In 1928, after a decade living in the United States, Walrond left to visit Panama, intending to write another novel. He would return to the US to visit his parents only once after this. He did not finish his novel, and moved to Paris in 1929. Although he researched extensively and wrote a manuscript about the development of Panama, preparing to publish a history titled The Big Ditch, his publisher Horace Liveright abandoned their contract in the wake of the Great Depression; Walrond was forced to borrow money to return to New York and reclaim the document from extortionate capture. He continued to write, but did not receive as much attention as earlier in his career. In 1932, he moved to England, where he settled for the rest of his life.

In England, Walrond met writers and artists during the 1930s, including Winifred Holtby. He continued to employ his editorial skills occasionally while working as an accountant. From 1939 to 1952, he lived at 9 Ivy Terrace Bradford-on-Avon, Wiltshire while employed at the Avon Rubber factory in Melksham. In 1952, he admitted himself to a psychiatric hospital, Roundway Hospital in Devizes, where he remained until 1957. He published his last story in the Roundway Review in 1954, while he was a patient at the hospital's psychiatric facility in Wiltshire, England. He also released excerpts from The Big Ditch here, although they failed to gain greater attention. After he left the hospital, he participated in a theatrical production at London's Royal Court Theatre in the aftermath of the 1958 Notting Hill race riots. There, he also produced a literary work in Masks of Arcady. Robert Bone, scholar of African American literature and a professor of English at Columbia University, gives details of this production in his CLA Journal.

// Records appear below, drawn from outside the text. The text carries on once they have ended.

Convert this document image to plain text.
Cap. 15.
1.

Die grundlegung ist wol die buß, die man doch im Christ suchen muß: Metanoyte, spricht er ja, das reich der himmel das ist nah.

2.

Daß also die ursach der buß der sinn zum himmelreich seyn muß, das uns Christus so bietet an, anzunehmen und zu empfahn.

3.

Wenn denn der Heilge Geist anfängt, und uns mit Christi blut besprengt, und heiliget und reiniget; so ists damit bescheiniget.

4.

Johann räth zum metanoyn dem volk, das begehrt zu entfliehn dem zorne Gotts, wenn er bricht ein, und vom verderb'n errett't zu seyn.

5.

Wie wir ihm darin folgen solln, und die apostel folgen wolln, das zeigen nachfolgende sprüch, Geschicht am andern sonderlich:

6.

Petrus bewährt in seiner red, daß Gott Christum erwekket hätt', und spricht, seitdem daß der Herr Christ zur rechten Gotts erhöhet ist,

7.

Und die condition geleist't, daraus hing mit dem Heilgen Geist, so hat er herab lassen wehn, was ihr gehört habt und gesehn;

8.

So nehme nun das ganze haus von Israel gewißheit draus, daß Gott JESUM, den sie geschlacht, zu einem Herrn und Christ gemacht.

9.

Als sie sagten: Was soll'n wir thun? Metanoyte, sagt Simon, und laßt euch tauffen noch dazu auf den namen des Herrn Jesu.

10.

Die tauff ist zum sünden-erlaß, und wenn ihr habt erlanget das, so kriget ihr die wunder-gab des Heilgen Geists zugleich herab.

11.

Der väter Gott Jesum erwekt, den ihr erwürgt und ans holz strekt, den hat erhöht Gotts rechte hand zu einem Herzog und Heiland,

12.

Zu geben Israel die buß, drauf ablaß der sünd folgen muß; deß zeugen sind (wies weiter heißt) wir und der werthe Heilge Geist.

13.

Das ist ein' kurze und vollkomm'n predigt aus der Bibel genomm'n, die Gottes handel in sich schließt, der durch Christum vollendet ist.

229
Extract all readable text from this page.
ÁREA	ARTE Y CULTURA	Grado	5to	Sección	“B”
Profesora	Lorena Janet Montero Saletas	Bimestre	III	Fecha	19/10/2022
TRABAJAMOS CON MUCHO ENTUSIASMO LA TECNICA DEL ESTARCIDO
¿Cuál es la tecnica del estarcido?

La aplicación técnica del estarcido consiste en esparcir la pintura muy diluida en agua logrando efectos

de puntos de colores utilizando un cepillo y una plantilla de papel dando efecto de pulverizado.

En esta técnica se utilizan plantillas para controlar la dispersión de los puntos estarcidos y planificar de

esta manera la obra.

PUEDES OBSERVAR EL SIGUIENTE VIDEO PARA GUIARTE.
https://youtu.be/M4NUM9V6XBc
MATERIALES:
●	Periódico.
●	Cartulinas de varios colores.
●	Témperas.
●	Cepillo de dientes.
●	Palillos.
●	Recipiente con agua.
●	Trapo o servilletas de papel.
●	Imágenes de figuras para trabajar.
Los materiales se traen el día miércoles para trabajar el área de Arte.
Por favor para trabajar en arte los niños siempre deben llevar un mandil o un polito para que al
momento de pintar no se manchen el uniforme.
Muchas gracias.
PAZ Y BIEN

Walrond suffered from many health problems, including numerous heart attacks; he died as a result of his fifth attack. On 8 August 1966, at the age of 67, Walrond collapsed on a street in central London, and was pronounced dead on arrival at St. Bartholomew's Hospital. Following an autopsy, Walrond was buried in an unmarked common grave at Abney Park Cemetery, Stoke Newington, on 17 September 1966. A memorial for him was carved in 2008 by the Abney Park stonecarver’s group, and placed near his burial spot on Watt's Walk.

== Legacy ==
Despite only living in the US for ten years, Walrond was significant to the Harlem Renaissance and African-American literature. His focus on the global legacy of imperial slavery, observations of the identities of the Caribbean diaspora, command of regional dialects, and impressionistic storytelling were politically timely and artistically modern. He received many contemporary awards for his writings, including a Zona Gale scholarship at the University of Wisconsin, a Harmon Award, and a Guggenheim Fellowship.

After his death, which occurred while he was living in financial precarity and cultural obscurity, his early literary work has enjoyed wider recognition, as reflected in the anthologies Winds Can Wake up the Dead... and The Penguin Book of Caribbean Short Stories, both published in the 1990s. Attention to his output has grown further since, with In Search of Asylum published in 2011 and James Davis's biography in 2015. At the time, however, Walrond's passing went relatively unnoticed; Arna Bontemps wrote of his death in a letter to Langston Hughes, dated 1 September 1966. Countee Cullen's well-known poem "Incident" is dedicated to Walrond.

==Selected bibliography==
Novels
- Tropic Death, New York: Boni & Liveright, 1926.

Anthology
- Parascandola, Louis J. (ed.), Winds Can Wake Up the Dead: an Eric Walrond Reader, Wayne State University Press, 1998.
- Parascandola, Louis J., and Carl A. Wade (eds), In Search of Asylum: the Later Writings of Eric Walrond, University Press of Florida, 2011.